Food on the Street

Street food in North America has been given a gourmet facelift over the past few years. No longer a venue for hot dogs alone, vendors selling from sidewalk carts and mobile trucks have gained fame and fortune with non-traditional street food menus. Documented in scrapbook-style, Mission Street Food: Recipes and Ideas from an Improbable Restaurant, outlines how two unlikely entrepreneurs kick-started this revolution three years ago by mingling fancy food with a rented taco cart in San Francisco. They were an internet buzz, they were a hit with food journalists, they sold out of food every night, and they transformed the restaurant scene.           With a business plan that goes against all convention, the husband and wife team of Anthony Myint and Karen Leibowitz created Mission Street Food in San Francisco. Their unorthodox business plan outlines such clauses as: “The goal of Mission Street Food is to offer unpredictable eating experiences that make no profit, lose no money, and require a substantial amount of work” and “The Restaurant will not engage in any kind of mainstream promotion, such as permanent signage or a phonebook listing.” The business plan reads more like a whimsical document, but they were very serious and wildly successful in an unprecedented endeavour that impacted the food scene; hundreds of customers congregated outside the cart on opening night and the line-ups spread from there. Their unique idea gathered attention through social media when bloggers and tweeters started the buzz the morning of their opening night of business, giving rise to Mission Street Food’s success story and to street food’s popularity across the U.S.A. and Canada. And the rise has been significant in both volume of vendors and quality of food, inspiring recent shows on the Food Network such as Eat St. and The Great Food Truck Race.

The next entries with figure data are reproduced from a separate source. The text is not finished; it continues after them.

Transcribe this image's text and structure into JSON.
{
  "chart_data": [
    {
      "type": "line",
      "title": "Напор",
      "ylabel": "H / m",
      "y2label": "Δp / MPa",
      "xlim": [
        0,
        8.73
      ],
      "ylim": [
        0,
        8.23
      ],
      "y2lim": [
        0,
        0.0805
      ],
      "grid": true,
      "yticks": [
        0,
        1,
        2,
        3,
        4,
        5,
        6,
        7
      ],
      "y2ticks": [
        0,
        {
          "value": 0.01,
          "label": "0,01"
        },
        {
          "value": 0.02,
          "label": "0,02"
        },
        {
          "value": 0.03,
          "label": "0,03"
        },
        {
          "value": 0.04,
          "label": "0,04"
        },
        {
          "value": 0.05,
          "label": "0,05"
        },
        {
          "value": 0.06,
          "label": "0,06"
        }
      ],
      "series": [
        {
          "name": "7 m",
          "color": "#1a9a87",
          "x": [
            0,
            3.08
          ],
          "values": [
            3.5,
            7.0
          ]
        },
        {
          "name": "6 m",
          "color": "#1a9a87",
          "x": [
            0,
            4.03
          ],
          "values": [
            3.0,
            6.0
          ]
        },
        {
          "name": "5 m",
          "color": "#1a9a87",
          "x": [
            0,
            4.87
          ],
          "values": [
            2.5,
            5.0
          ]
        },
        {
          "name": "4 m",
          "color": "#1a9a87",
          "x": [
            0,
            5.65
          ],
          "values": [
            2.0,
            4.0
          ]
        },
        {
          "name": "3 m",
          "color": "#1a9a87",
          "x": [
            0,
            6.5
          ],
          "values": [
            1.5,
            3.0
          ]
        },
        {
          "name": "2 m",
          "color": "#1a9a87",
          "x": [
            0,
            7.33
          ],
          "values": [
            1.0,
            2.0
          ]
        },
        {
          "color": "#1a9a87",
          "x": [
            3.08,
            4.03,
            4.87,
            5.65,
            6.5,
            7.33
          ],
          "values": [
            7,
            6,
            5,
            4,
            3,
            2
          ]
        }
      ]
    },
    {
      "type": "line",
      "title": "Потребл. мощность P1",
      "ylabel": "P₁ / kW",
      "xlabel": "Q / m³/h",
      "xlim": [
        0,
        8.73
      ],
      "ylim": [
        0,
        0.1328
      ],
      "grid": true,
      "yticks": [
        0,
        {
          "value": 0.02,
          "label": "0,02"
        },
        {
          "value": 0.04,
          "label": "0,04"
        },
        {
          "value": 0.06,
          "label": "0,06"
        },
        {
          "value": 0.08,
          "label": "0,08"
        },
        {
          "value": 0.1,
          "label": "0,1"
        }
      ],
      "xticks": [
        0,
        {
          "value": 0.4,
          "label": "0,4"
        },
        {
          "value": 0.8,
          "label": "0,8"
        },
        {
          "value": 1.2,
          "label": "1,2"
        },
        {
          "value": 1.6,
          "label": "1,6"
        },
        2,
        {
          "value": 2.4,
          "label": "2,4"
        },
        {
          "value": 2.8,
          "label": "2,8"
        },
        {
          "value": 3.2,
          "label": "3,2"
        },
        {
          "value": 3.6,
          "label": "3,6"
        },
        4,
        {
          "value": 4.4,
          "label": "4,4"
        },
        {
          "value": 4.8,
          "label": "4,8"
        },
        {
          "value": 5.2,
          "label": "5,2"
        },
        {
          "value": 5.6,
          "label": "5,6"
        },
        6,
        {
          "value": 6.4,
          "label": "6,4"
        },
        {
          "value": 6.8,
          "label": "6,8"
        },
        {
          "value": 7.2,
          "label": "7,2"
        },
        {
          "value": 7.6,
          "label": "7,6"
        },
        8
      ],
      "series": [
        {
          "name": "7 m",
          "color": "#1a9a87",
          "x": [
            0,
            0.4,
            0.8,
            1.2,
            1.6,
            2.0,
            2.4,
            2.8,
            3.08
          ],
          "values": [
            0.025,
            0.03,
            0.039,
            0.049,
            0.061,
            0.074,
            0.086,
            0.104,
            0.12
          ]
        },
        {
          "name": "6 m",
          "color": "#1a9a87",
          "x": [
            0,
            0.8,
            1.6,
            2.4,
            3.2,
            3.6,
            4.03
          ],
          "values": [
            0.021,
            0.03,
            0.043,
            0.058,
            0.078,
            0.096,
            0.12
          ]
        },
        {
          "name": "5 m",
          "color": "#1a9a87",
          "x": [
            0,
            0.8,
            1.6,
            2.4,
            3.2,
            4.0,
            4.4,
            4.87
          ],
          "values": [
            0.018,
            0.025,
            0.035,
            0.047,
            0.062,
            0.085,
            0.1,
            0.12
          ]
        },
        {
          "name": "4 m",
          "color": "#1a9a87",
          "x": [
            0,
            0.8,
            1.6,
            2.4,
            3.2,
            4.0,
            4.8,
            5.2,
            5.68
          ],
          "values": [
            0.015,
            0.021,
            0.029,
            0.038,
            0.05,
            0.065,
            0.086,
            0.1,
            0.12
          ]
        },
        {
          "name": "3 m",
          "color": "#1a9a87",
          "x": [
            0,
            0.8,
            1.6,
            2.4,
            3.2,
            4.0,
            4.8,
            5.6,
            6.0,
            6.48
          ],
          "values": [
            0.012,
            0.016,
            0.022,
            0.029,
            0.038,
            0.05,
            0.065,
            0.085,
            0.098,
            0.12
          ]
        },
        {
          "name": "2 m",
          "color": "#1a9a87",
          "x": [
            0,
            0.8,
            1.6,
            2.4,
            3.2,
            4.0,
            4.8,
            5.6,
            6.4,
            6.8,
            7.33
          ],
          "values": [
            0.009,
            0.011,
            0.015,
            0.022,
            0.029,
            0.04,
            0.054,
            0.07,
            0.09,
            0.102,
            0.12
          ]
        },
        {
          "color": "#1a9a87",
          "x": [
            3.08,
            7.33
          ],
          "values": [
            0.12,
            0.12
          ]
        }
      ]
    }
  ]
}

The idea of Mission Street Food was born out of ingenuity by Myint, an American of Burmese descent inspired by the flavours of Asian fusion, wanting to run a restaurant of his own without taking too many risks. His solution was to rent a Guatemalan taco cart on Mission Street once a week to sell fancy sandwiches. The sandwich fillings resembled a high-end restaurant menu, the likes of crab fritters, edamame puree, pickled hon shimeji mushroom, and nori crumble on home-made flatbread. After a very short, but very successful, five nights in the food cart, their resourcefulness continued by moving operations to a run-down Chinese restaurant, called Lung Shan, on the same street. They kept their name as Mission Street Food but it took on a different inflection – going from Mission Street-Food to Mission-Street Food. Similar to the cart, they rented the building for one night a week and the name of Lung Shan remained on the outside of the building for the real owners to continue their takeout business. For that one night, Myint and Leibowitz were essentially running a restaurant inside of a restaurant with a different name, coining another unique term in the industry known as “pop-up restaurant.” Their gimmick to meet their goal of offering unpredictable eating experiences was to continue serving inventive menus that would be different each week. Customers would never know what was going to be served from one week to the next, fanning their flames of mysterious popularity further. Their online presence through a food blog kept their fans linked to their themed meals, and became their form of non-traditional advertising.

Myint wasn’t sure if this would become a weekly hobby or a career, since he was already a full-time line cook at another restaurant and Leibowitz was an English professor at Berkeley. Leibowitz gives full credit to her husband for his creative business sense by writing, “Anthony does things differently from other people; he sees possibilities where no one else does, but he’s also willing to take on projects that everyone else is too practical to even try.” Not only with the novel idea of subletting a restaurant and his creative combinations of ingredients to create never-before-seen dishes, but he then started propositioning guest chefs from other restaurants in San Francisco to cook at Mission Street Food, hoping to launch what he called “an indie-chef movement.”

Myint was also completely serious about practicing excessive philanthropy through their business – another clause in the business plans states: “If the Restaurant earns any profits, The Management will distribute it to unrelated nonprofit organizations.” They iterate time and again throughout the book that all profits from Mission Street Food go to hunger-related charities; the proceeds from the sales of the book itself are donated to Slow Food USA.

Street food’s popularity stems from many things, including the novelty of getting gourmet food from a street cart historically reserved for hot dogs, as well as the modern use of social media to draw crowds to their transient locations. Another factor leading to its success is the easier connectivity to the owners. Compared to the dissociation between diners and chefs in traditional restaurants – we just don’t see the kitchens and the work that goes into preparing our meal – the food trucks give a closer interaction. As one customer explained about Mission Street Food: “It’s fun to talk to the guy whose cart it is. It’s fun to talk to the other customers. We’re in line for the same thing, I guess. It’s like we exchanged our money for something more than just food.”

Aside from detailing the history behind the business of Mission Street Food, the book called Mission Street Food is a melange of recipes, cooking techniques, photos, and food essays written in tandem by Myint and Leibowitz. While reading it, you learn that Mission Street Food is difficult to explain because it has become such an assortment of business ventures that build off one another – a taco truck, a food blog, a burger stand, a charity, a pop-up restaurant, but most of all, a wacky vision fuelled by creativity that changed the face of street food.